Castlevania old-school difficulty rears its head! The performance for Dracula is also all right, but there's not much in his lines that screams Castlevania Drac to me - they're quite generic, in writing and delivery. Given with how Behaviour usually knocks it out of the park with franchise DLCs - Brad Dourif & Jennifer Tilly contributing tons of voicework for the Chucky DLC; Nick Cage rambling on about getting to meet Sadako; creating the best version of Michael Myers outside of the original movie in the content that put the game on the map - "passable" is a disappointment.

Also I know DbD's all about the gory moris now, and they had to work in the goblet smash somehow, didn't they, but it's odd that a vampire doesn't bite his victim for his finisher. C'mon, Behaviour. There's been rattling about you selling additional moris for months now. Let Drac have a good chomp.

Trevor is Trevor.

Reception from fans of the show - at least, from DBD players who know the franchise from the show, as those are the streams I'm watching - seems positive but a bit confused. Otzdarva, the premier DbD streamer, introduced the content as being from the show when what we had in the PTB was clearly game-based. I've seen other streamers wonder why Dracula has white hair - after all, in the show, his hair's dark, right? I don't know what show fans think about this incarnation of Trevor Fucking Belmont yet, pre-Warren Ellising. I can understand why the Curse of Darkness/Pachislot design was used, as it's the one that has the most recent assets on which to base a DbD character, but I'd bet he's a bit pretty-boy for show fans. I mean, the man has absolute territory. I imagine there will be a cosmetic for show Trevor (additional costumes weren't revealed in the PTB).

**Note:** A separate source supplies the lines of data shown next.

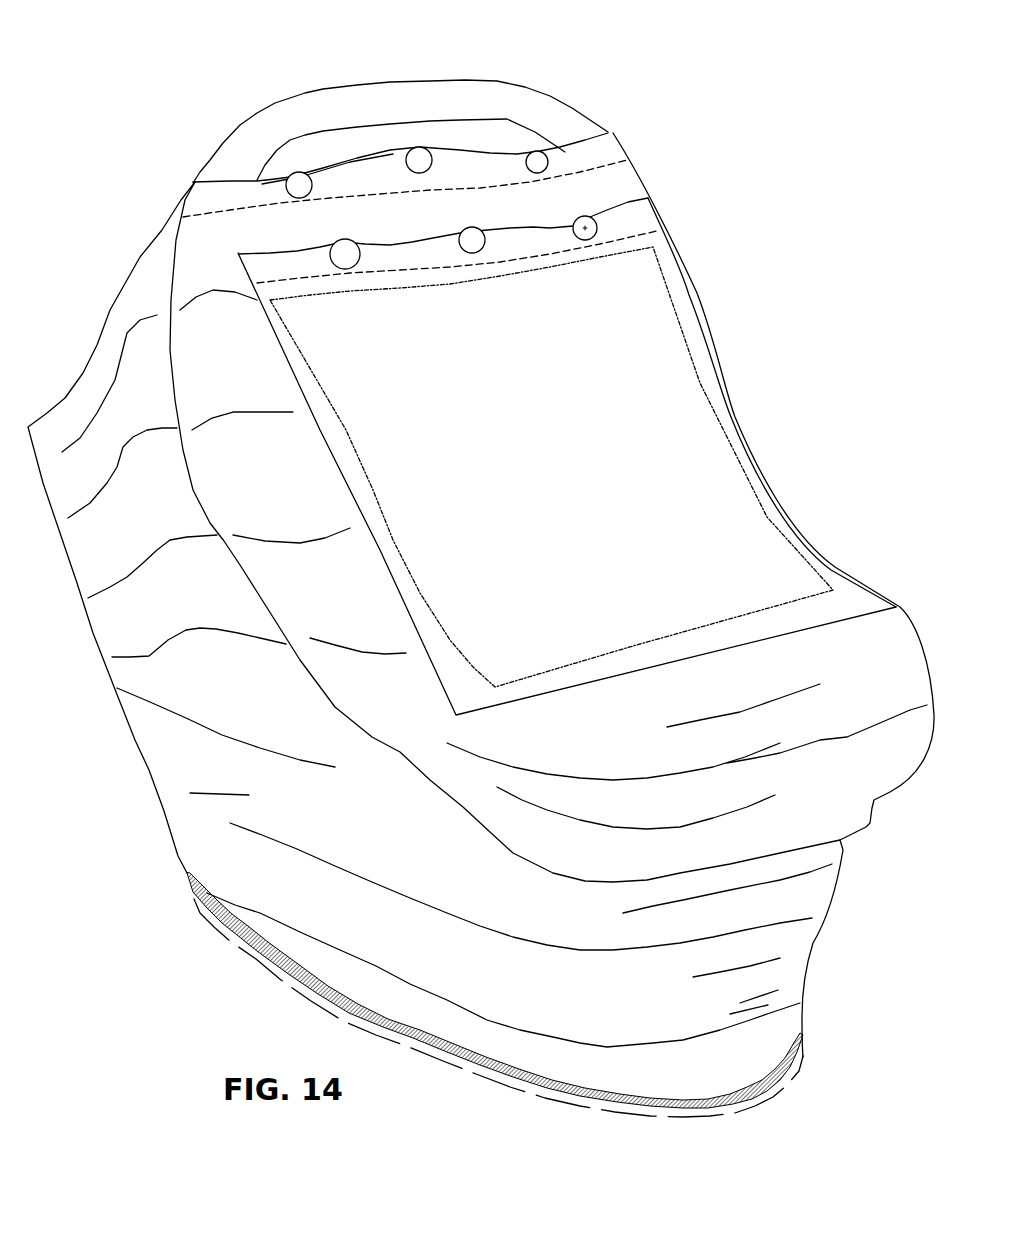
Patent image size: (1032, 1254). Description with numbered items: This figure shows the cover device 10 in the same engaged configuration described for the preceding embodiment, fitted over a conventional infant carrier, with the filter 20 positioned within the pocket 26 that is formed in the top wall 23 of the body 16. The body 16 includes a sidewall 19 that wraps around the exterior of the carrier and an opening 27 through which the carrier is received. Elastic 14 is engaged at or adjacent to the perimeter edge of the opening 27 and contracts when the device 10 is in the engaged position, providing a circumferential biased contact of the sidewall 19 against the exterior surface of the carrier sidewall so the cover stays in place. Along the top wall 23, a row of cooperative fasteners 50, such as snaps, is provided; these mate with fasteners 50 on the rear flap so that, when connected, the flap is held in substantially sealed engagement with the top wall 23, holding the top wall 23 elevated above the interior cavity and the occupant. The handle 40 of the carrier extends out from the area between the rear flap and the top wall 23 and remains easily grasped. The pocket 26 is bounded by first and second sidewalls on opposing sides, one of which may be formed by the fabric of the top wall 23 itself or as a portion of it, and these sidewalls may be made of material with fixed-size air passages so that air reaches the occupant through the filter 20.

The cover device 10 is at (730, 198).
The elastic 14 is at (317, 980).
The body 16 is at (28, 427).
The sidewall 19 is at (249, 805).
The filter 20 is at (767, 593).
The top wall 23 is at (603, 193).
The pocket 26 is at (297, 253).
The opening 27 is at (563, 1089).
The handle 40 is at (453, 107).
The cooperative fasteners 50 is at (298, 185).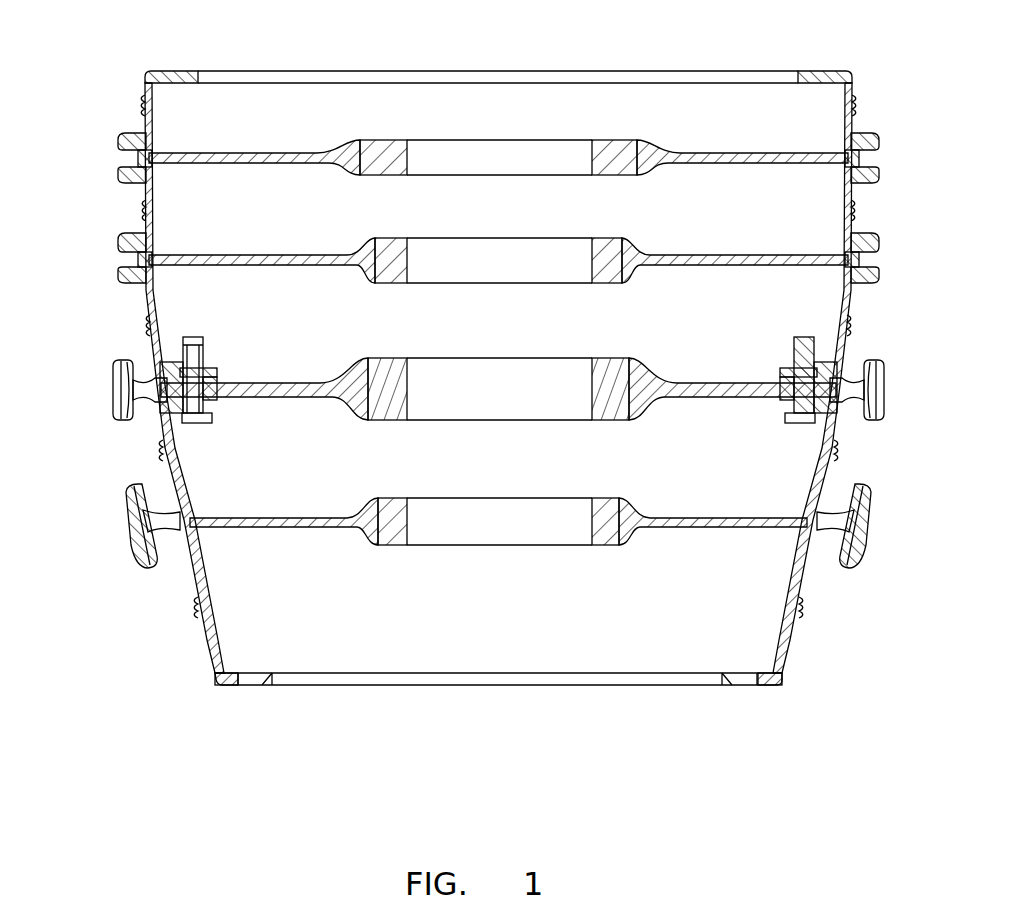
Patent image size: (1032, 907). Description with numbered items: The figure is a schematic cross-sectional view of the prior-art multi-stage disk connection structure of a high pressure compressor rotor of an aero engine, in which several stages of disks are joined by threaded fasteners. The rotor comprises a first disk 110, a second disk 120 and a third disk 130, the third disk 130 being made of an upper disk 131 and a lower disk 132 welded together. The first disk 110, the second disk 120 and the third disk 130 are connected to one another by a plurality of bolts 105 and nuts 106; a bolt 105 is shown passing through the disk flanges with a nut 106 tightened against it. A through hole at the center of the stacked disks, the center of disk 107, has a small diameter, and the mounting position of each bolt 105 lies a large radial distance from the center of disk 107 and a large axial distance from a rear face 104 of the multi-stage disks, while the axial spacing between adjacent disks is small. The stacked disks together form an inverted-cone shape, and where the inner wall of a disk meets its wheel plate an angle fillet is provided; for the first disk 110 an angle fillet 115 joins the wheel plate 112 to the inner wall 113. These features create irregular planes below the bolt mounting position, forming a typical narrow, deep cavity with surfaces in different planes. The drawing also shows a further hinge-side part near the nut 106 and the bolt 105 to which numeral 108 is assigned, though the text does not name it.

The rear face 104 is at (167, 70).
The center of disk 107 is at (428, 157).
The third disk 130 is at (610, 255).
The upper disk 131 is at (873, 143).
The lower disk 132 is at (850, 253).
The second disk 120 is at (610, 373).
The first disk 110 is at (613, 520).
The nut 106 is at (172, 363).
The hinge nut 108 is at (185, 393).
The bolt 105 is at (190, 400).
The inner wall 113 is at (187, 517).
The angle fillet 115 is at (190, 523).
The wheel plate 112 is at (237, 520).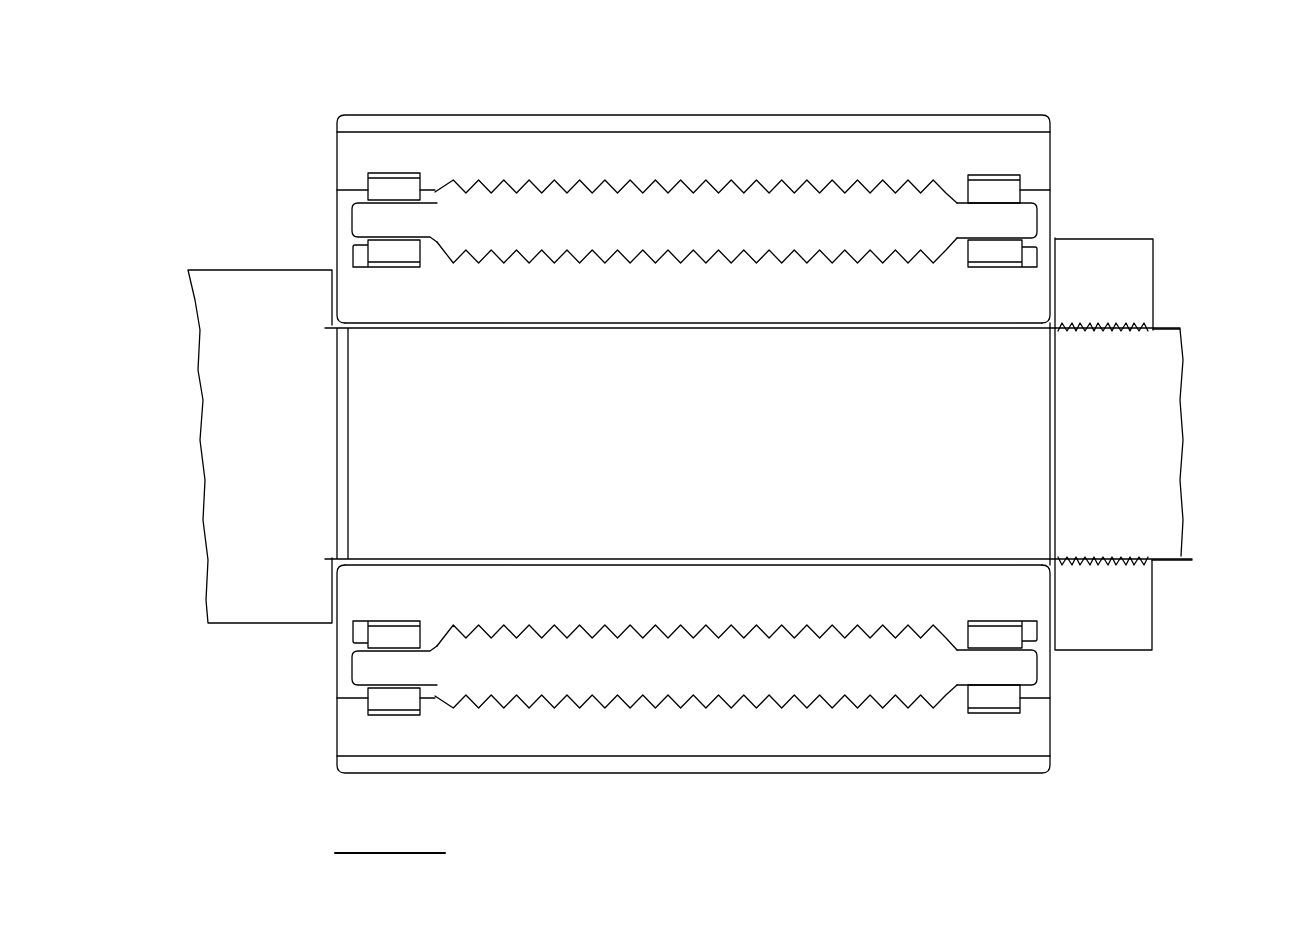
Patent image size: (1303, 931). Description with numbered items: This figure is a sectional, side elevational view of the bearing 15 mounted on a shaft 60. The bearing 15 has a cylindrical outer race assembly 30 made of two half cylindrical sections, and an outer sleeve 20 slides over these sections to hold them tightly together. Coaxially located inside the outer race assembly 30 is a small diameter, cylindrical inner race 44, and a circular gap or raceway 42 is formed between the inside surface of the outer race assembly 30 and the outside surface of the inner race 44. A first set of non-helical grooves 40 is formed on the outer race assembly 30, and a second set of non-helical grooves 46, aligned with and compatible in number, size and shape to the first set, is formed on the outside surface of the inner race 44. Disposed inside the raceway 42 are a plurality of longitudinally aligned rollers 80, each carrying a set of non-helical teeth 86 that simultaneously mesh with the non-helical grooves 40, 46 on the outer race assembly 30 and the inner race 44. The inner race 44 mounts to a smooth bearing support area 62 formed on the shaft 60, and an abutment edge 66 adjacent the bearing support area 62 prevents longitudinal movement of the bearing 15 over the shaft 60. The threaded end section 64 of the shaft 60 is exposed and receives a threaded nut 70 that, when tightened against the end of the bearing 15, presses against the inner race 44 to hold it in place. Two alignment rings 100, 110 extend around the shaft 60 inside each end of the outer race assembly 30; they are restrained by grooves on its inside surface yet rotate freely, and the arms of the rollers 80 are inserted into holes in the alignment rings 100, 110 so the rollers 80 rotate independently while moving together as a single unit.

The bearing 15 is at (365, 108).
The outer sleeve 20 is at (863, 118).
The outer race assembly 30 is at (357, 158).
The first set of non-helical grooves 40 is at (636, 181).
The raceway 42 is at (1046, 213).
The inner race 44 is at (707, 311).
The second set of non-helical grooves 46 is at (572, 262).
The shaft 60 is at (1177, 328).
The bearing support area 62 is at (700, 458).
The threaded end section 64 is at (1155, 463).
The abutment edge 66 is at (332, 578).
The threaded nut 70 is at (1150, 247).
The roller 80 is at (660, 238).
The non-helical teeth 86 is at (730, 187).
The alignment ring 100 is at (985, 176).
The alignment ring 110 is at (390, 188).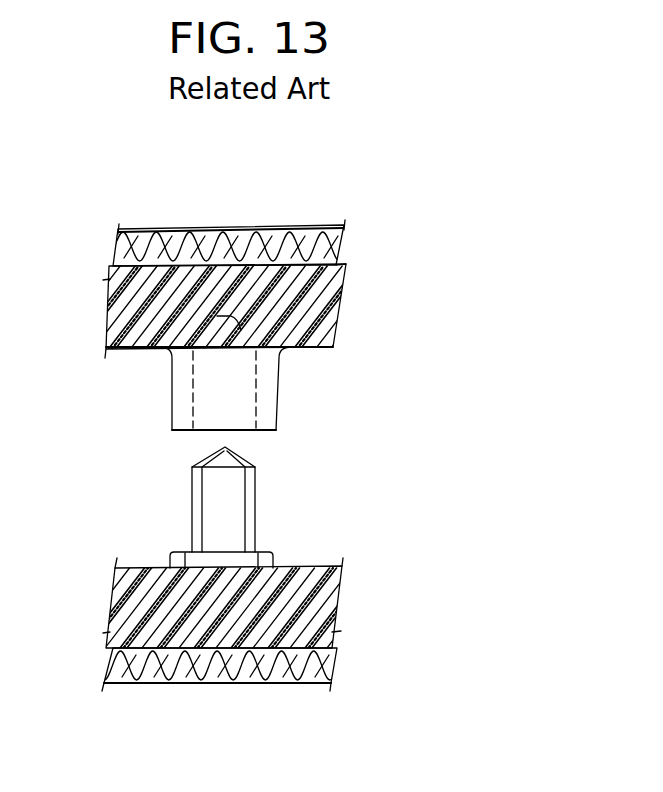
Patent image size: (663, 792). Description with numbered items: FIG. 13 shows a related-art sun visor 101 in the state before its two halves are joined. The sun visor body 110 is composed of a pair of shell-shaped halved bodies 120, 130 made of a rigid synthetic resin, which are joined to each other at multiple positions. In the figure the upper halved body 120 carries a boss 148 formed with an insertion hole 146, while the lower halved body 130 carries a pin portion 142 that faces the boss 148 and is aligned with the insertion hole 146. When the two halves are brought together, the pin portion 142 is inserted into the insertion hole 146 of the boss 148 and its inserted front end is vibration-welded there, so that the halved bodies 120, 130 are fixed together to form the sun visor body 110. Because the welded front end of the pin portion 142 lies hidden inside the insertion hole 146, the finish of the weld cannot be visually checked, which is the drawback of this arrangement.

The sun visor 101 is at (338, 178).
The sun visor body 110 is at (367, 231).
The halved body 120 is at (312, 348).
The insertion hole 146 is at (242, 390).
The boss 148 is at (170, 400).
The halved body 130 is at (133, 567).
The pin portion 142 is at (192, 504).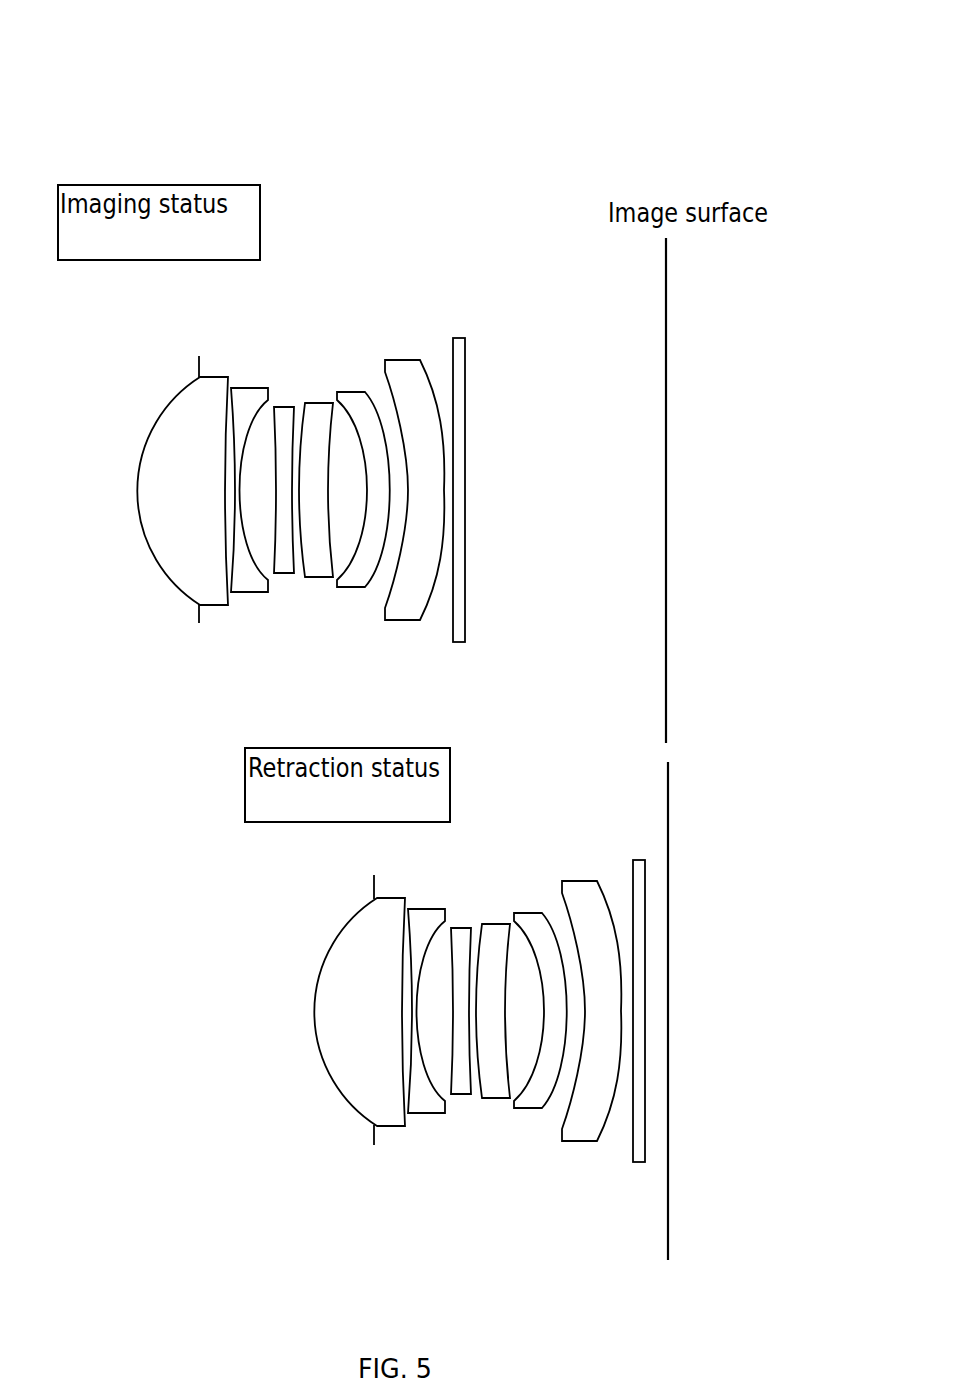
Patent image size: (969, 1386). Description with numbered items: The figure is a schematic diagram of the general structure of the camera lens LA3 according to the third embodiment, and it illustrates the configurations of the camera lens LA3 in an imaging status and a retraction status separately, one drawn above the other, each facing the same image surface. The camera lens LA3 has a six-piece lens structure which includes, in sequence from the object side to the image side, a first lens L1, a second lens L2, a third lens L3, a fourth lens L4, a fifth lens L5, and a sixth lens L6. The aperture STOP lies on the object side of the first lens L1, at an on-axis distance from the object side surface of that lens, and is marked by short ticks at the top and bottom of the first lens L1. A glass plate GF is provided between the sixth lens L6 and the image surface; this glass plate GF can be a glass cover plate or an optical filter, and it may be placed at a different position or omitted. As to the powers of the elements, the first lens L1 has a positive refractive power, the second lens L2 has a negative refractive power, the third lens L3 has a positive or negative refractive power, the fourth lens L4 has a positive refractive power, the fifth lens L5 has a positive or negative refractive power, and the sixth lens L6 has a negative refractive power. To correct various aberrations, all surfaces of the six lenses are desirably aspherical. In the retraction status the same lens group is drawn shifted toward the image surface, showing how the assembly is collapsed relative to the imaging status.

The camera lens LA3 is at (380, 46).
The first lens L1 is at (184, 466).
The second lens L2 is at (249, 473).
The third lens L3 is at (287, 469).
The fourth lens L4 is at (316, 470).
The fifth lens L5 is at (363, 473).
The sixth lens L6 is at (414, 469).
The glass plate GF is at (463, 470).
The aperture STOP is at (183, 506).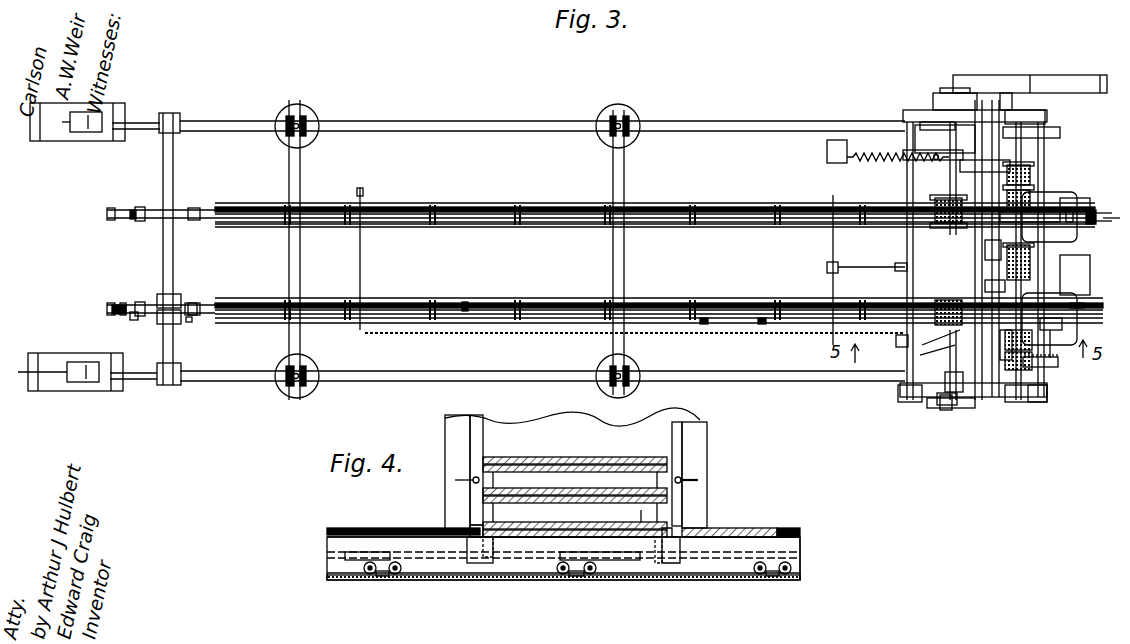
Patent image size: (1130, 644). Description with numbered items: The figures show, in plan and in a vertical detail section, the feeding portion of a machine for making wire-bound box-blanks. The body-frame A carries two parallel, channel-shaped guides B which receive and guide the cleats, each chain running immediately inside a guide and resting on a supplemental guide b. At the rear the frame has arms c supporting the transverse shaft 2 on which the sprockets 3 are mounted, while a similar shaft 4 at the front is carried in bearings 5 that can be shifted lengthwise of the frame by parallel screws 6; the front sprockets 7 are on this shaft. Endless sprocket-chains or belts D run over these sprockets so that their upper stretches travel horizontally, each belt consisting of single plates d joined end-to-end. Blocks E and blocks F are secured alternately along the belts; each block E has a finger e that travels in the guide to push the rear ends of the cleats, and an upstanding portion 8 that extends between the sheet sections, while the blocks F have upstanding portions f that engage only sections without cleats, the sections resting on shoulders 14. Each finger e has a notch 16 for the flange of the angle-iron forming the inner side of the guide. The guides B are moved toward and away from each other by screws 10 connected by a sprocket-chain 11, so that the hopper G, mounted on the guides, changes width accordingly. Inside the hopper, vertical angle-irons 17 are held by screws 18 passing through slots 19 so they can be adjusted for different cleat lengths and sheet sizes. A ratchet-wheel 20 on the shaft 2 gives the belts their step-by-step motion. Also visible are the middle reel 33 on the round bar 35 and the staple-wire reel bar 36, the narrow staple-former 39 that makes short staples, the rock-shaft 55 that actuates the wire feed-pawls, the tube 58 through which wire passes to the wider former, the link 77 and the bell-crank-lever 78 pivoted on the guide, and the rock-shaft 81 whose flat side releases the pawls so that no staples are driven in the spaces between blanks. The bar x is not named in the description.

I've also seen fans of the games dismissive of these concerns, but as someone who loves the games and actually didn't watch the show due to the anticipated EDGE, I don't think show fans should be dismissed; it's by far the most prominent incarnation of the franchise right now, and a lot of people really love it. They should come away from the DLC with a good experience - not only just on general principle, but also for the health of DbD and Castlevania.

So, in conclusion, we now have a game where Trevor Belmont can join forces with Ash Williams, Jill Valentine, and Nicolas Cage, or Ellen Ripley, Cheryl Mason, and Steve Harrington, or Lara Croft, Laurie Strode, and Alan Wake, to face off against Dracula. Or Michael Myers. Or Ghostface. Or Leatherface. Or Sadako. Or a Xenomorph. What a time to be alive.